どうして原油価格が急騰しているのか
日本時間7日のロンドン市場で、北海ブレント原油先物の期近物が1バレル139.13ドルまで上昇し、2008年7月以来の高値を付けた。米国市場のWTI(ウエスト・テキサス・インターミディエート)の先物は一時130.50ドルと期近物として2008年7月以来の高値を付けた。
米国のブリンケン米国務長官が6日のCNNのインタビューで「欧州の同盟国・有志国とロシアから原油輸入を禁止する可能性について協調して検討するよう協議している」と表明した。ロシアの主要エネルギー産業の締め付けを通じ、ウクライナ侵攻への対抗措置を強化する。
しかし、これは世界生産の1割を占めるロシアからの供給が減ることとなり、原油需給がさらに逼迫するとの警戒感が強まり、原油先物価格が急騰したのである。
8日の日本経済新聞によると、国際エネルギー機関(IEA)のデータなどによる推計では、ロシアからの西側諸国向け輸出が3月からすべて途絶えた場合、2022年の平均で日量400万バレル程度の不足に陥り、2020年の日本の石油消費(同330万バレル)を上回る規模になるとか。
2日に中東やロシアなどの産油国でつくる石油輸出国機構(OPEC)プラスは、閣僚級会合を開き、4月も小幅増産を継続することを決めた。今後、OPECプラスが大幅な増産に踏み切ることは難しい。
イラン核合意再建協議が近くまとまり、原油供給が増える可能性があるとの期待もあるが、本当にまとまるのか、まとまったとしてもどれだけカバーできるのかはわからない。
原油先物価格が最高値を付けたのは2008年7月11日であった。この日のWTI先物価格は1バレル147.27ドルに達した。ブラジルやナイジェリアからの供給が落ち込む中、イスラエルがイランの核開発プログラムを攻撃する準備をしているとの懸念を背景に急騰した。
ただし、この際の原油価格の上昇の背景には、中国やインドなど新興諸国を中心とした世界的な需要増加があった。
今回の原油価格上昇の背景には、世界的な経済の正常化による原油需要の増加があった。そこにブリンケン米国務長官の発言を受けた供給不安によって価格上昇が加速された格好となり、WTIは一時130ドル台を付け、2008年7月の最高値に接近してきたのである。

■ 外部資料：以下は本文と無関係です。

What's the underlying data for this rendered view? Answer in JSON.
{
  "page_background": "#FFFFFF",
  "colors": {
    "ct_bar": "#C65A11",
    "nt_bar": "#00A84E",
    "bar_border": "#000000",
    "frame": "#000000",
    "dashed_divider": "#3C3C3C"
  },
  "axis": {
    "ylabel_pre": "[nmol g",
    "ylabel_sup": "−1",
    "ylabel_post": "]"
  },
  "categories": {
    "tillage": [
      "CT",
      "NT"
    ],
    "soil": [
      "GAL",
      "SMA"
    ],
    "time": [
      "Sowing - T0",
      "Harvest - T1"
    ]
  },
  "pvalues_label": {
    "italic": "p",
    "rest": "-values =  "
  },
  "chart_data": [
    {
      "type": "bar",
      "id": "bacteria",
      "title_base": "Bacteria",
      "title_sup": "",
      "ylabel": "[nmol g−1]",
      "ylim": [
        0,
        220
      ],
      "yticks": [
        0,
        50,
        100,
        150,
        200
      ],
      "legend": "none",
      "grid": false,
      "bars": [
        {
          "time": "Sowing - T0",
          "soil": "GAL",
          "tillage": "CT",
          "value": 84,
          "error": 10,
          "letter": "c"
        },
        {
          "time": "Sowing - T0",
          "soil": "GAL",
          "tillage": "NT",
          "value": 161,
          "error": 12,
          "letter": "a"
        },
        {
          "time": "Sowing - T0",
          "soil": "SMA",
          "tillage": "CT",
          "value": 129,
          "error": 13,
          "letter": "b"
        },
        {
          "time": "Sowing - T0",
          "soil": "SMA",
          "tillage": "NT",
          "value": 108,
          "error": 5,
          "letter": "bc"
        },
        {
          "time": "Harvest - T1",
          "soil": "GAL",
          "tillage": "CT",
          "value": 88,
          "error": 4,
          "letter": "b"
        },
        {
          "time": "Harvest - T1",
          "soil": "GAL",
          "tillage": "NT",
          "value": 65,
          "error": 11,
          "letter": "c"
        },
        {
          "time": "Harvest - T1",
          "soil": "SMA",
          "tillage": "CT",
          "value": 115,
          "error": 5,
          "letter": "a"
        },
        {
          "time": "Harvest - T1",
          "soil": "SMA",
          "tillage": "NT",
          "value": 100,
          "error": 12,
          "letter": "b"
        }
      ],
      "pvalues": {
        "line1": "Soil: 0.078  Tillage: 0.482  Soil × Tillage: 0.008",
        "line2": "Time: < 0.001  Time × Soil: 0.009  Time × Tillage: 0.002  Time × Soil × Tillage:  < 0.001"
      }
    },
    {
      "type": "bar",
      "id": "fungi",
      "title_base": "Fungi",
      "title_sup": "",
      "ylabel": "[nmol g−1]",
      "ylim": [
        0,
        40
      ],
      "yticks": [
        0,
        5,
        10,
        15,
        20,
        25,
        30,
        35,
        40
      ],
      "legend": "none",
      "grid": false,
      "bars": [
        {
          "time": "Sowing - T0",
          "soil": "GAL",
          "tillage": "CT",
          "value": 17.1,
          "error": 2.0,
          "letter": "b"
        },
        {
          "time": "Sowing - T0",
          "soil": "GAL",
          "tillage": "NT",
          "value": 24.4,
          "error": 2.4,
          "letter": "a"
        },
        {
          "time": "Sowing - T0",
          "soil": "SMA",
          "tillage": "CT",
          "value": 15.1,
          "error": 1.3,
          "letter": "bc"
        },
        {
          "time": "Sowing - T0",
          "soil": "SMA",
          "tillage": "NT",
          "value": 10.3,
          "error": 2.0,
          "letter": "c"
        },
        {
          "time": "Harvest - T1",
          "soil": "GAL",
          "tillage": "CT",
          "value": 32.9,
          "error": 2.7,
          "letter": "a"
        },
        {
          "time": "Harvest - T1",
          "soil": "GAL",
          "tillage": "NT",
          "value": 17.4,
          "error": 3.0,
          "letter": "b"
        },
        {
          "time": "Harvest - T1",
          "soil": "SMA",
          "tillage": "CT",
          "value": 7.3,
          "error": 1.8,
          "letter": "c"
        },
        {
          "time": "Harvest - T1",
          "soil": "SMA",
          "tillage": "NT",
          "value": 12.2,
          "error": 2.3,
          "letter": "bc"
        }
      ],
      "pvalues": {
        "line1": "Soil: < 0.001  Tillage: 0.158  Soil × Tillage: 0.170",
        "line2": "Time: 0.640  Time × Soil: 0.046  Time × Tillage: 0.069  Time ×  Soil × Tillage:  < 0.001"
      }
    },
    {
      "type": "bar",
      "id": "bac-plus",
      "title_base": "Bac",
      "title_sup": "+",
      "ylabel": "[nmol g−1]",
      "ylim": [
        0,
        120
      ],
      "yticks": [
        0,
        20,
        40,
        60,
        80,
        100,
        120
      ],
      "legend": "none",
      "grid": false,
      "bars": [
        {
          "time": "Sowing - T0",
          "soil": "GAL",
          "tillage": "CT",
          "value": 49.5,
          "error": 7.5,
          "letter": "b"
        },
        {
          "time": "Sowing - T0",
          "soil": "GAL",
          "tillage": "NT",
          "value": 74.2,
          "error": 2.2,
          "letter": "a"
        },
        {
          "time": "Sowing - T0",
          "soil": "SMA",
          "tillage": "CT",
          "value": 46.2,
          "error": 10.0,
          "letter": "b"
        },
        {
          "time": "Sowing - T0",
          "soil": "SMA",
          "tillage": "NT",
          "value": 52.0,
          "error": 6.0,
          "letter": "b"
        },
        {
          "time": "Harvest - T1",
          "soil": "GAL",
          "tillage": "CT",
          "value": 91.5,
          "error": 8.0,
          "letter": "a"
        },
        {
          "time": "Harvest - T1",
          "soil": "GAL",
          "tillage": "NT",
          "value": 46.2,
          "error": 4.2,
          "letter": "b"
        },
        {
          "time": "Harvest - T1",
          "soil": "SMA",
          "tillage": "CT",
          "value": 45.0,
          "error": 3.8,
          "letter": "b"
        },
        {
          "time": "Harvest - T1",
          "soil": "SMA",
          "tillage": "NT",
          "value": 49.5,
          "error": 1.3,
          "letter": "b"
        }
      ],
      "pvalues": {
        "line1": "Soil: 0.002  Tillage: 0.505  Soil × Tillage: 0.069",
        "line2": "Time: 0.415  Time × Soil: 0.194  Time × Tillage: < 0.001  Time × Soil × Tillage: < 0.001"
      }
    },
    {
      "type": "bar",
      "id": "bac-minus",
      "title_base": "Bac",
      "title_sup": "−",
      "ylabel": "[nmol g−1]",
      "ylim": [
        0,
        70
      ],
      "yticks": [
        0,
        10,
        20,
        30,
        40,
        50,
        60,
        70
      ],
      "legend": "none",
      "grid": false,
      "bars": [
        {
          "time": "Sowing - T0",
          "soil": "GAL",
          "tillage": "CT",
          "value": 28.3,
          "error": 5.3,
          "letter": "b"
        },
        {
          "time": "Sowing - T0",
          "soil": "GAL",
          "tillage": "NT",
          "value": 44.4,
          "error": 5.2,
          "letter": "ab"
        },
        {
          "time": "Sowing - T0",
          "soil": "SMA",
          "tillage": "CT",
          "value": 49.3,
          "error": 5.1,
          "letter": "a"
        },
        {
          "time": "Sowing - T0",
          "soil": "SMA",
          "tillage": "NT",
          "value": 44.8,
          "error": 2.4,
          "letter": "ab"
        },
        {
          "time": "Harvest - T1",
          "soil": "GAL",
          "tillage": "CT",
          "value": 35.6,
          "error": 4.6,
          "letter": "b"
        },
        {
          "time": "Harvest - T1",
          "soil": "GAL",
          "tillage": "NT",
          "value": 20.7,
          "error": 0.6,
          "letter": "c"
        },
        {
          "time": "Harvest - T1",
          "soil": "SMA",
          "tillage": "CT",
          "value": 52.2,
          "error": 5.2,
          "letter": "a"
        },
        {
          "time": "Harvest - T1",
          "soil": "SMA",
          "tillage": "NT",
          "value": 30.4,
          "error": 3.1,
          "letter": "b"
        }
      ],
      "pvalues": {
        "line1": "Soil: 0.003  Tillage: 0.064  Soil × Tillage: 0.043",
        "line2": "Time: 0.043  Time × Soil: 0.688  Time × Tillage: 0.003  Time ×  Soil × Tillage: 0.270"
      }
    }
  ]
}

状況が変わらなければ、最高値を更新してくることも予想される。
原油価格の上昇は消費者物価指数の大きな上昇要因となる。2008年7月の日本の消費者物価指数(除く生鮮食料品)の前年同月比はプラス2.4%と直近でもっとも高いものとなっていた。
原油価格の上昇はガソリンや灯油などエネルギー関連ばかりでなく、電気料金やガス料金、さらには石油を原料としている石油商品の価格にも影響を与えうる。石油製品の20%は原料として使用され、ナフサなどによりプラスチック製品、ペットボトル、ビニール袋、化学繊維を使用した衣料品などが作られている。
1970年代のオイルショック時にはトイレットペーパーが店頭からなくなるなどパニック状態となった。しかし、2008年の原油価格の上昇の背景は中国などの新興国の需要拡大を睨んだ仕掛け的な動きでもあった。
その結果、日本の消費者物価指数(除く生鮮食料品)が2%を上回ったのは7月から9月までであり、その後は大きく落ち込み、2009年1月にゼロ、3月には前年比マイナスに陥った。
2008年9月にはいわゆるリーマン・ショックが起きている。原油価格が上昇していた最中、リーマン・ショックへと繋がるサブプライム問題がすでに発生しており、原油価格の上昇は長続きはしないなという予感はあった。
しかし、今回については先は見通せず、原油価格の上昇については一時的だと限定はできない状態にあることも確かである。